Projections beyond next year are steady. However, there is an implication that economists see little change in the bloc’s growth potential. That’s even as the European Union prepares to deploy a 750 billion euro recovery package.

On Thursday, the ECB left policy unchanged. They argued that an abundant stimulus is still a must to see the economy through yet another wave of the pandemic. This is keeping much of the services sector closed.

However, the economy is likely to grow quickly in the coming quarters due to progressing vaccinations. Albeit, this rebound will have a delay. The latest edition of the central bank’s Survey of Professional Forecasters, a key input in policy deliberations, showed.

According to the survey, inflation this year is now at 1.6%. This number is above the 0.9% projection from three months ago. It’s also above the 1.5% forecast by the central bank staff in March.

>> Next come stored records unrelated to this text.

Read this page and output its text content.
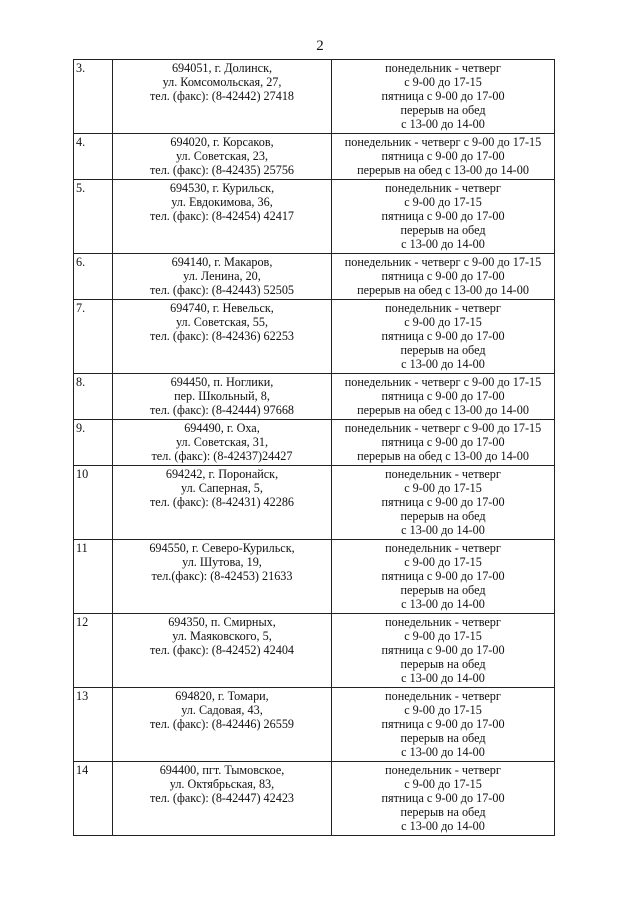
2
3.	694051, г. Долинск,
ул. Комсомольская, 27,
тел. (факс): (8-42442) 27418	понедельник - четверг
с 9-00 до 17-15
пятница с 9-00 до 17-00
перерыв на обед
с 13-00 до 14-00

4.	694020, г. Корсаков,
ул. Советская, 23,
тел. (факс): (8-42435) 25756	понедельник - четверг с 9-00 до 17-15
пятница с 9-00 до 17-00
перерыв на обед с 13-00 до 14-00

5.	694530, г. Курильск,
ул. Евдокимова, 36,
тел. (факс): (8-42454) 42417	понедельник - четверг
с 9-00 до 17-15
пятница с 9-00 до 17-00
перерыв на обед
с 13-00 до 14-00

6.	694140, г. Макаров,
ул. Ленина, 20,
тел. (факс): (8-42443) 52505	понедельник - четверг с 9-00 до 17-15
пятница с 9-00 до 17-00
перерыв на обед с 13-00 до 14-00

7.	694740, г. Невельск,
ул. Советская, 55,
тел. (факс): (8-42436) 62253	понедельник - четверг
с 9-00 до 17-15
пятница с 9-00 до 17-00
перерыв на обед
с 13-00 до 14-00

8.	694450, п. Ноглики,
пер. Школьный, 8,
тел. (факс): (8-42444) 97668	понедельник - четверг с 9-00 до 17-15
пятница с 9-00 до 17-00
перерыв на обед с 13-00 до 14-00

9.	694490, г. Оха,
ул. Советская, 31,
тел. (факс): (8-42437)24427	понедельник - четверг с 9-00 до 17-15
пятница с 9-00 до 17-00
перерыв на обед с 13-00 до 14-00

10	694242, г. Поронайск,
ул. Саперная, 5,
тел. (факс): (8-42431) 42286	понедельник - четверг
с 9-00 до 17-15
пятница с 9-00 до 17-00
перерыв на обед
с 13-00 до 14-00

11	694550, г. Северо-Курильск,
ул. Шутова, 19,
тел.(факс): (8-42453) 21633	понедельник - четверг
с 9-00 до 17-15
пятница с 9-00 до 17-00
перерыв на обед
с 13-00 до 14-00

12	694350, п. Смирных,
ул. Маяковского, 5,
тел. (факс): (8-42452) 42404	понедельник - четверг
с 9-00 до 17-15
пятница с 9-00 до 17-00
перерыв на обед
с 13-00 до 14-00

13	694820, г. Томари,
ул. Садовая, 43,
тел. (факс): (8-42446) 26559	понедельник - четверг
с 9-00 до 17-15
пятница с 9-00 до 17-00
перерыв на обед
с 13-00 до 14-00

14	694400, пгт. Тымовское,
ул. Октябрьская, 83,
тел. (факс): (8-42447) 42423	понедельник - четверг
с 9-00 до 17-15
пятница с 9-00 до 17-00
перерыв на обед
с 13-00 до 14-00
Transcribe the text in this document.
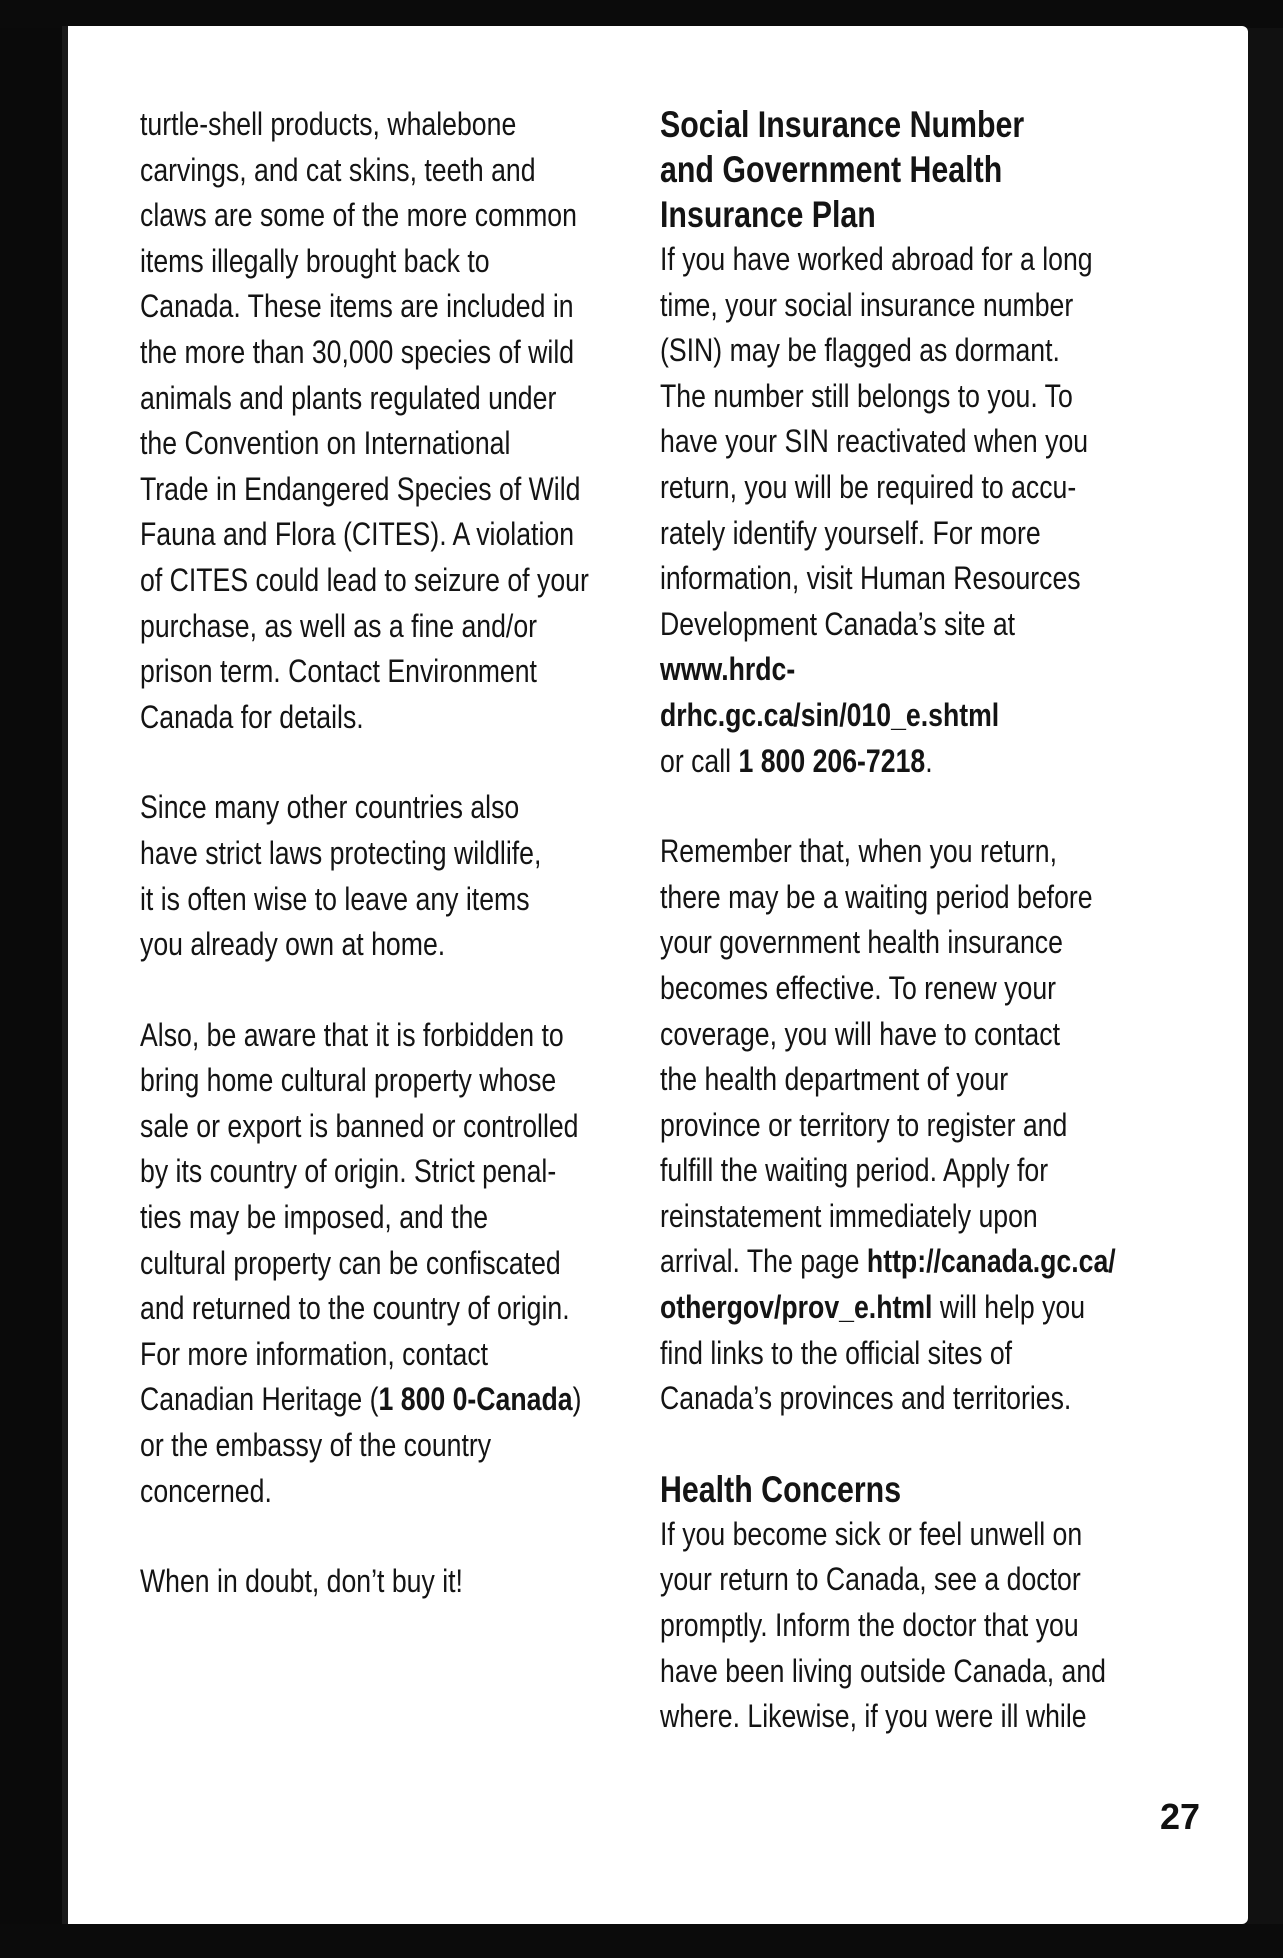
turtle-shell products, whalebone
carvings, and cat skins, teeth and
claws are some of the more common
items illegally brought back to
Canada. These items are included in
the more than 30,000 species of wild
animals and plants regulated under
the Convention on International
Trade in Endangered Species of Wild
Fauna and Flora (CITES). A violation
of CITES could lead to seizure of your
purchase, as well as a fine and/or
prison term. Contact Environment
Canada for details.

Since many other countries also
have strict laws protecting wildlife,
it is often wise to leave any items
you already own at home.

Also, be aware that it is forbidden to
bring home cultural property whose
sale or export is banned or controlled
by its country of origin. Strict penal-
ties may be imposed, and the
cultural property can be confiscated
and returned to the country of origin.
For more information, contact
Canadian Heritage (1 800 0-Canada)
or the embassy of the country
concerned.

When in doubt, don’t buy it!

Social Insurance Number
and Government Health
Insurance Plan

If you have worked abroad for a long
time, your social insurance number
(SIN) may be flagged as dormant.
The number still belongs to you. To
have your SIN reactivated when you
return, you will be required to accu-
rately identify yourself. For more
information, visit Human Resources
Development Canada’s site at
www.hrdc-drhc.gc.ca/sin/010_e.shtml
or call 1 800 206-7218.

Remember that, when you return,
there may be a waiting period before
your government health insurance
becomes effective. To renew your
coverage, you will have to contact
the health department of your
province or territory to register and
fulfill the waiting period. Apply for
reinstatement immediately upon
arrival. The page http://canada.gc.ca/
othergov/prov_e.html will help you
find links to the official sites of
Canada’s provinces and territories.

Health Concerns

If you become sick or feel unwell on
your return to Canada, see a doctor
promptly. Inform the doctor that you
have been living outside Canada, and
where. Likewise, if you were ill while

27
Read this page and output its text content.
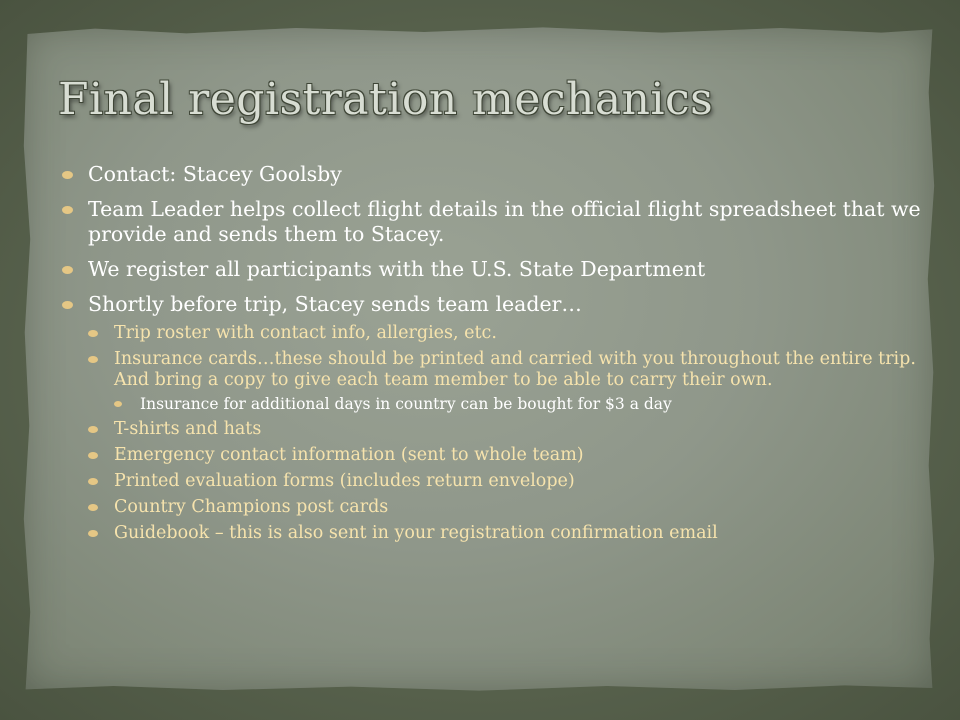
Final registration mechanics
Contact: Stacey Goolsby
Team Leader helps collect flight details in the official flight spreadsheet that we provide and sends them to Stacey.
We register all participants with the U.S. State Department
Shortly before trip, Stacey sends team leader…
Trip roster with contact info, allergies, etc.
Insurance cards…these should be printed and carried with you throughout the entire trip. And bring a copy to give each team member to be able to carry their own.
Insurance for additional days in country can be bought for $3 a day
T-shirts and hats
Emergency contact information (sent to whole team)
Printed evaluation forms (includes return envelope)
Country Champions post cards
Guidebook – this is also sent in your registration confirmation email
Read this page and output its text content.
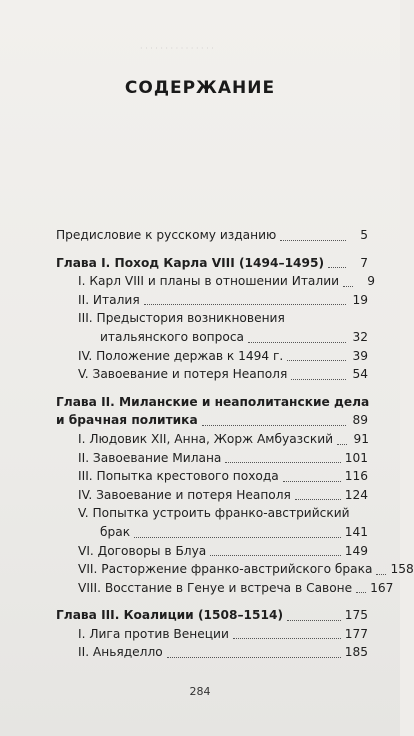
· · · · · · · · · · · · · · ·
СОДЕРЖАНИЕ
Предисловие к русскому изданию	5
Глава I. Поход Карла VIII (1494–1495)	7
I. Карл VIII и планы в отношении Италии	9
II. Италия	19
III. Предыстория возникновения
итальянского вопроса	32
IV. Положение держав к 1494 г.	39
V. Завоевание и потеря Неаполя	54
Глава II. Миланские и неаполитанские дела
и брачная политика	89
I. Людовик XII, Анна, Жорж Амбуазский 91
II. Завоевание Милана	101
III. Попытка крестового похода	116
IV. Завоевание и потеря Неаполя	124
V. Попытка устроить франко-австрийский
брак	141
VI. Договоры в Блуа	149
VII. Расторжение франко-австрийского брака 158
VIII. Восстание в Генуе и встреча в Савоне 167
Глава III. Коалиции (1508–1514)	175
I. Лига против Венеции	177
II. Аньяделло	185
284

Nevertheless, with the 2025 forecast still at 1.7%, projections beyond 2021 stayed the same. The percentage is below the ECB’s target of almost 2%, signifying that the bank is on track to fall short of its target for well over a decade.

The ECB’s next meeting will be on June 10, and policymakers will have to decide. That will be whether to cut stimulus as the recovery starts or maintains support despite what is likely to be a quick rebound.

Euro Zone Firms Warn Supply from Chips to Drivers is Tight


The ECB said on Friday that Eurozone manufacturers could not get enough computer chips. They are unable to acquire other key inputs to keep up with growing demands. This results in lower economic activity and higher prices. 

The central bank reported that manufacturers were lamenting scarce supply. This was a result of a faster-than-expected rebound in industrial activity combined with a shortage of shipping containers.

The most acute shortage was of semiconductors, then by metals, chemicals, plastics, and related components. 

It added that selling prices were rising in much of the manufacturing sector as input increased. Moreover, customers tend to focus more on getting supply than on negotiating prices.